Register on Smithery and the Official MCP Registry. These are the two highest-traffic registries right now. If you’re only going to be in two places, be in these two.

Add AGENTS.md if you have an SDK. This file tells agents how to use your codebase. It’s like README.md but optimized for machine consumption.

Week 2: Discovery layer

Add well-known endpoints. /.well-known/agent.json and /.well-known/mcp.json on your domain. These are the equivalent of robots.txt for agent discovery — they tell agents what tools you offer and how to connect.

Publish /llms.txt. This file helps language models understand your site’s structure and purpose. Think of it as a sitemap for AI.

Register on secondary registries. mcp.so, Glama, PulseMCP. Breadth of presence matters for discovery.

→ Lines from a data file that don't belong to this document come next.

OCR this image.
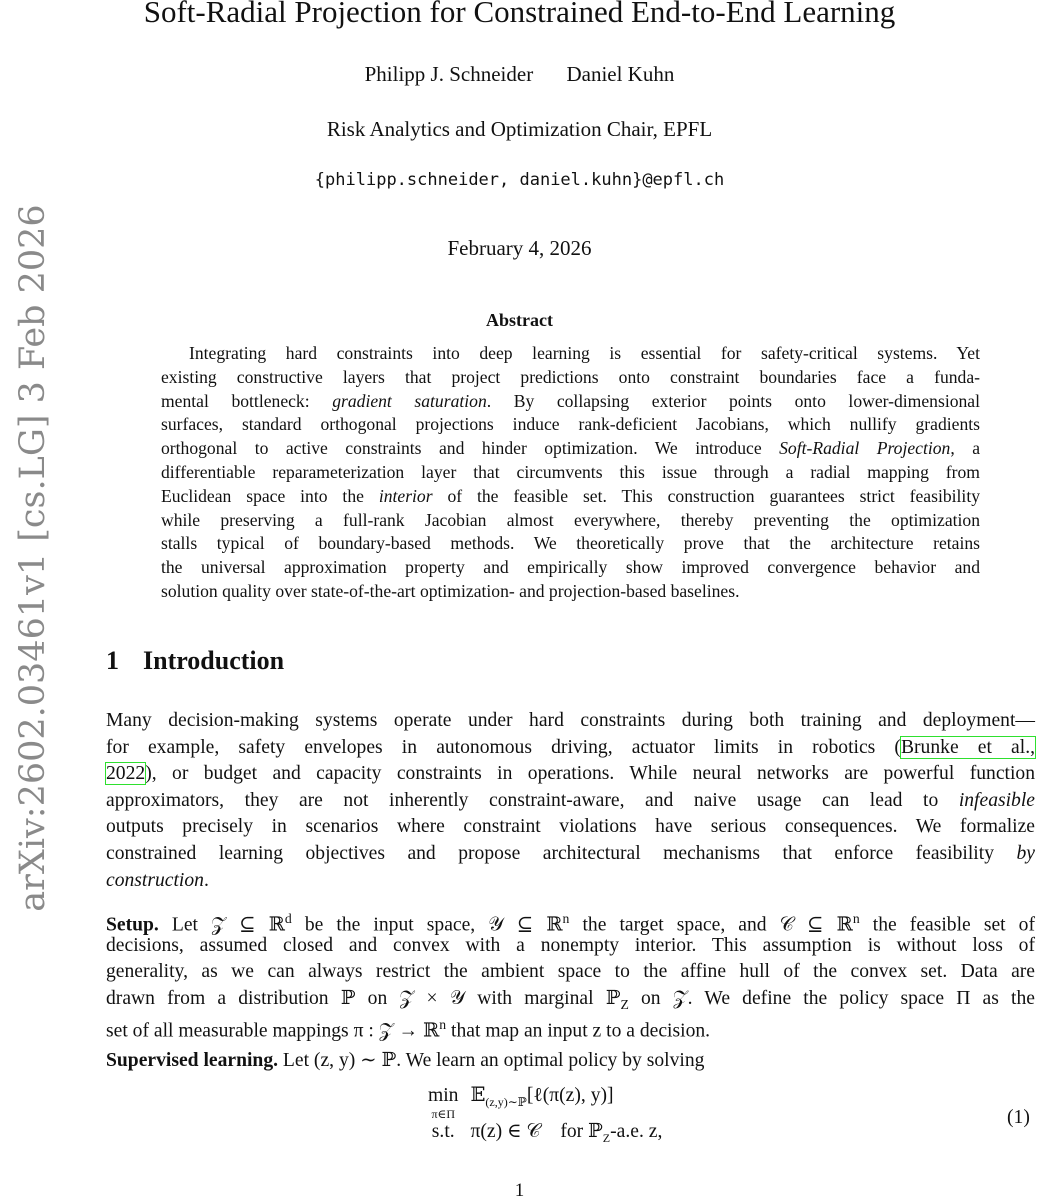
arXiv:2602.03461v1 [cs.LG] 3 Feb 2026
Soft-Radial Projection for Constrained End-to-End Learning
Philipp J. Schneider Daniel Kuhn
Risk Analytics and Optimization Chair, EPFL
{philipp.schneider, daniel.kuhn}@epfl.ch
February 4, 2026
Abstract
Integrating hard constraints into deep learning is essential for safety-critical systems. Yet
existing constructive layers that project predictions onto constraint boundaries face a funda-
mental bottleneck: gradient saturation. By collapsing exterior points onto lower-dimensional
surfaces, standard orthogonal projections induce rank-deficient Jacobians, which nullify gradients
orthogonal to active constraints and hinder optimization. We introduce Soft-Radial Projection, a
differentiable reparameterization layer that circumvents this issue through a radial mapping from
Euclidean space into the interior of the feasible set. This construction guarantees strict feasibility
while preserving a full-rank Jacobian almost everywhere, thereby preventing the optimization
stalls typical of boundary-based methods. We theoretically prove that the architecture retains
the universal approximation property and empirically show improved convergence behavior and
solution quality over state-of-the-art optimization- and projection-based baselines.
1 Introduction
Many decision-making systems operate under hard constraints during both training and deployment—
for example, safety envelopes in autonomous driving, actuator limits in robotics (Brunke et al.,
2022), or budget and capacity constraints in operations. While neural networks are powerful function
approximators, they are not inherently constraint-aware, and naive usage can lead to infeasible
outputs precisely in scenarios where constraint violations have serious consequences. We formalize
constrained learning objectives and propose architectural mechanisms that enforce feasibility by
construction.
Setup. Let 𝒵 ⊆ ℝ$^d$ be the input space, 𝒴 ⊆ ℝ$^n$ the target space, and 𝒞 ⊆ ℝ$^n$ the feasible set of
decisions, assumed closed and convex with a nonempty interior. This assumption is without loss of
generality, as we can always restrict the ambient space to the affine hull of the convex set. Data are
drawn from a distribution ℙ on 𝒵 × 𝒴 with marginal ℙ$_Z$ on 𝒵. We define the policy space Π as the
set of all measurable mappings π : 𝒵 → ℝ$^n$ that map an input z to a decision.
Supervised learning. Let (z, y) ∼ ℙ. We learn an optimal policy by solving
min
π∈Π	𝔼$_{(z,y)\sim ℙ}$[ℓ(π(z), y)]
s.t.	π(z) ∈ 𝒞 for ℙ$_Z$-a.e. z,
(1)
1
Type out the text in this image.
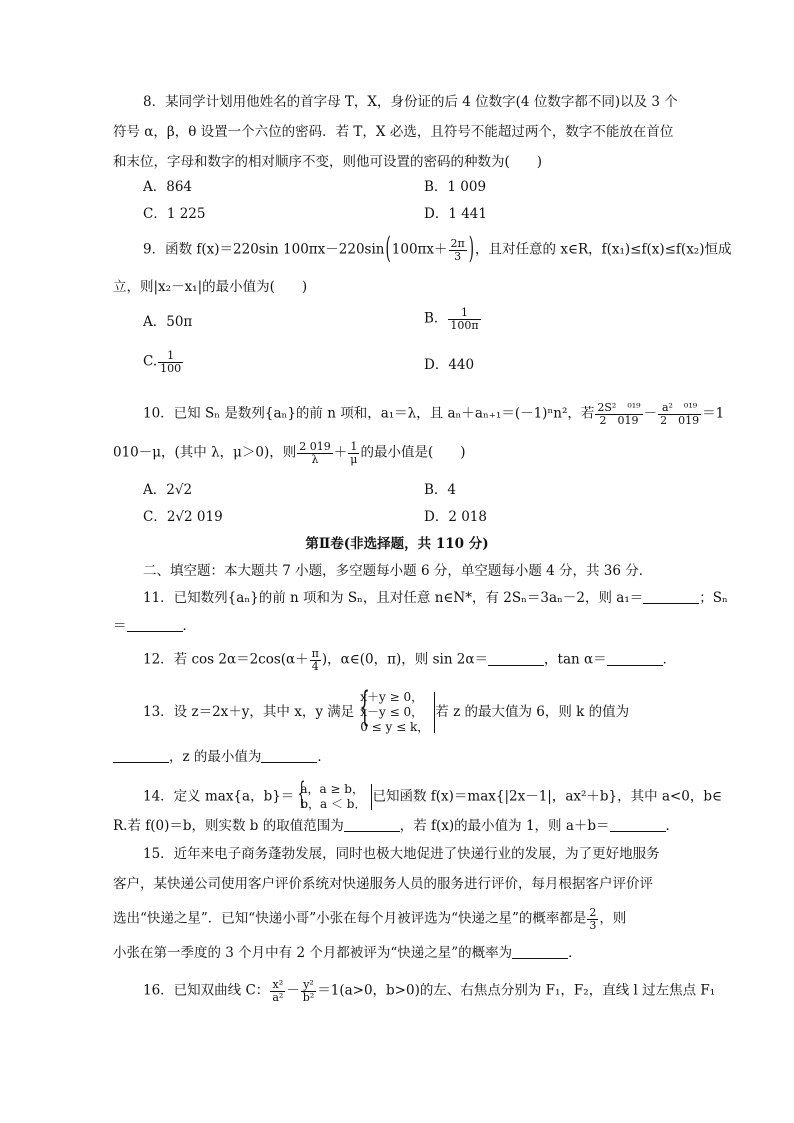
8．某同学计划用他姓名的首字母 T，X，身份证的后 4 位数字(4 位数字都不同)以及 3 个
符号 α，β，θ 设置一个六位的密码．若 T，X 必选，且符号不能超过两个，数字不能放在首位
和末位，字母和数字的相对顺序不变，则他可设置的密码的种数为(　　)
A．864	B．1 009
C．1 225	D．1 441
9．函数 f(x)＝220sin $100\pi x-220\sin(100\pi x+ \frac{2\pi}{3}$ )，且对任意的 x∈R，f(x₁)≤f(x)≤f(x₂)恒成
立，则|x₂－x₁|的最小值为(　　)
A．50π	B． $\frac{1}{100\pi}$
C. $\frac{1}{100}$	D．440
10．已知 Sₙ 是数列{aₙ}的前 n 项和，a₁＝λ，且 aₙ＋aₙ₊₁＝(－1)ⁿn²，若 $\frac{\text{2S²　⁰¹⁹}}{2 019} - \frac{\text{a²　⁰¹⁹}}{2 019} =1$
010－μ，(其中 λ，μ＞0)，则 $\frac{2 019}{\lambda} + \frac{1}{\mu}$ 的最小值是(　　)
A．2√2	B．4
C．2√2 019	D．2 018
第Ⅱ卷(非选择题，共 110 分)
二、填空题：本大题共 7 小题，多空题每小题 6 分，单空题每小题 4 分，共 36 分．
11．已知数列{aₙ}的前 n 项和为 Sₙ，且对任意 n∈N*，有 2Sₙ＝3aₙ－2，则 a₁＝	；Sₙ
＝	．
12．若 $\cos 2\alpha=2\cos(\alpha+ \frac{\pi}{4}$ )，α∈(0，π)，则 sin 2α＝	，tan α＝	．
13．设 z＝2x＋y，其中 x，y 满足 {
x＋y ≥ 0，
x－y ≤ 0，
0 ≤ y ≤ k，
若 z 的最大值为 6，则 k 的值为
，z 的最小值为	．
14．定义 max{a，b}＝ {
a，a ≥ b，
b，a ＜ b． 已知函数 f(x)＝max{|2x－1|，ax²＋b}，其中 a<0，b∈
R.若 f(0)＝b，则实数 b 的取值范围为	，若 f(x)的最小值为 1，则 a＋b＝	．
15．近年来电子商务蓬勃发展，同时也极大地促进了快递行业的发展，为了更好地服务
客户，某快递公司使用客户评价系统对快递服务人员的服务进行评价，每月根据客户评价评
选出“快递之星”．已知“快递小哥”小张在每个月被评选为“快递之星”的概率都是 $\frac{2}{3}$ ，则
小张在第一季度的 3 个月中有 2 个月都被评为“快递之星”的概率为	．
16．已知双曲线 C： $\frac{\text{x²}}{\text{a²}} - \frac{\text{y²}}{\text{b²}} =1(a>0$，b>0)的左、右焦点分别为 F₁，F₂，直线 l 过左焦点 F₁
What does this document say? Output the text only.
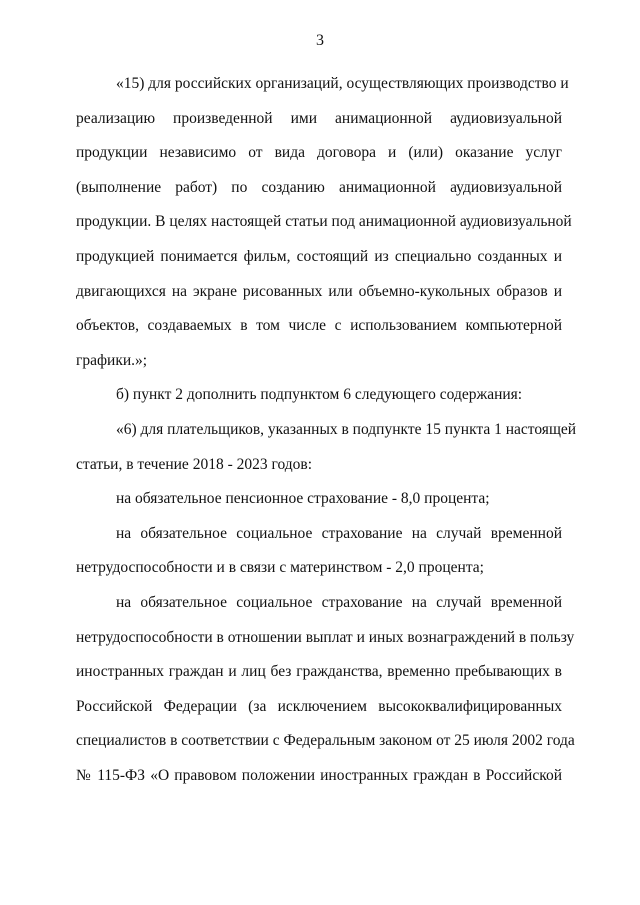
3
«15) для российских организаций, осуществляющих производство и
реализацию произведенной ими анимационной аудиовизуальной
продукции независимо от вида договора и (или) оказание услуг
(выполнение работ) по созданию анимационной аудиовизуальной
продукции. В целях настоящей статьи под анимационной аудиовизуальной
продукцией понимается фильм, состоящий из специально созданных и
двигающихся на экране рисованных или объемно-кукольных образов и
объектов, создаваемых в том числе с использованием компьютерной
графики.»;
б) пункт 2 дополнить подпунктом 6 следующего содержания:
«6) для плательщиков, указанных в подпункте 15 пункта 1 настоящей
статьи, в течение 2018 - 2023 годов:
на обязательное пенсионное страхование - 8,0 процента;
на обязательное социальное страхование на случай временной
нетрудоспособности и в связи с материнством - 2,0 процента;
на обязательное социальное страхование на случай временной
нетрудоспособности в отношении выплат и иных вознаграждений в пользу
иностранных граждан и лиц без гражданства, временно пребывающих в
Российской Федерации (за исключением высококвалифицированных
специалистов в соответствии с Федеральным законом от 25 июля 2002 года
№ 115-ФЗ «О правовом положении иностранных граждан в Российской
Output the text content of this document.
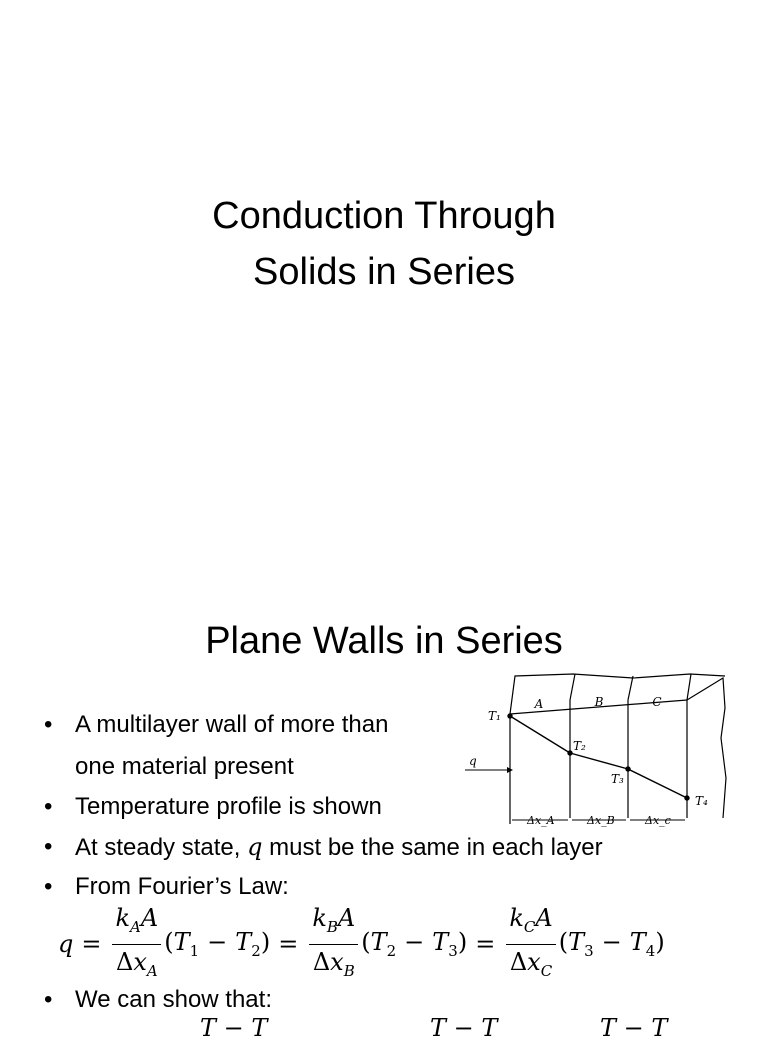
Conduction Through
Solids in Series
Plane Walls in Series
• A multilayer wall of more than
one material present
• Temperature profile is shown
• At steady state, q must be the same in each layer
• From Fourier’s Law:
• We can show that:
$q = \frac{k_AA}{\Delta x_A} (T_1 - T_2) = \frac{k_BA}{\Delta x_B} (T_2 - T_3) = \frac{k_CA}{\Delta x_C} (T_3 - T_4)$
T − T	T − T	T − T
A	B	C
T₁
T₂
T₃
T₄
q
Δx_A	Δx_B	Δx_c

Unblock AI crawlers in robots.txt. Many sites still block GPTBot, ClaudeBot, and other AI crawlers by default. If agents can’t read your content, they can’t recommend your tools.

Week 3: Content and GEO

Structure your documentation for answer extraction. AI models synthesize answers from web content. If your docs are structured as clear question-answer pairs with concrete examples, models will cite you more frequently. FAQ pages, “how to” guides, and comparison tables all perform well.

Publish original research. Unique frameworks, novel data, and first-hand analysis are high-signal for training data inclusion. If you have proprietary data about your domain, publish insights from it.

Add Schema.org structured data. This helps both traditional search engines and AI systems understand your content’s semantics.

Apply to the ChatGPT App Directory. This is becoming a major discovery channel. The curation bar is rising, so apply now rather than later.

The numbers tell the story

0.07% penetration means 99.93% of the market hasn’t built agent interfaces yet. A 5x acceleration in server launches means competition is arriving, but we’re still in the early exponential phase — most of the growth is ahead of us, not behind.

The historical parallel to early SEO isn’t just an analogy. The mechanics are the same: a new discovery layer emerges, organic presence delivers outsized returns, early movers build compounding authority, and eventually paid placement and saturation squeeze out the late arrivals.

We know how this story ends. The question is whether you’re building during the window or after it closes.

The window is now. Ship the MCP server. Write the tool descriptions. Register on the indexes. The compounding clock is running.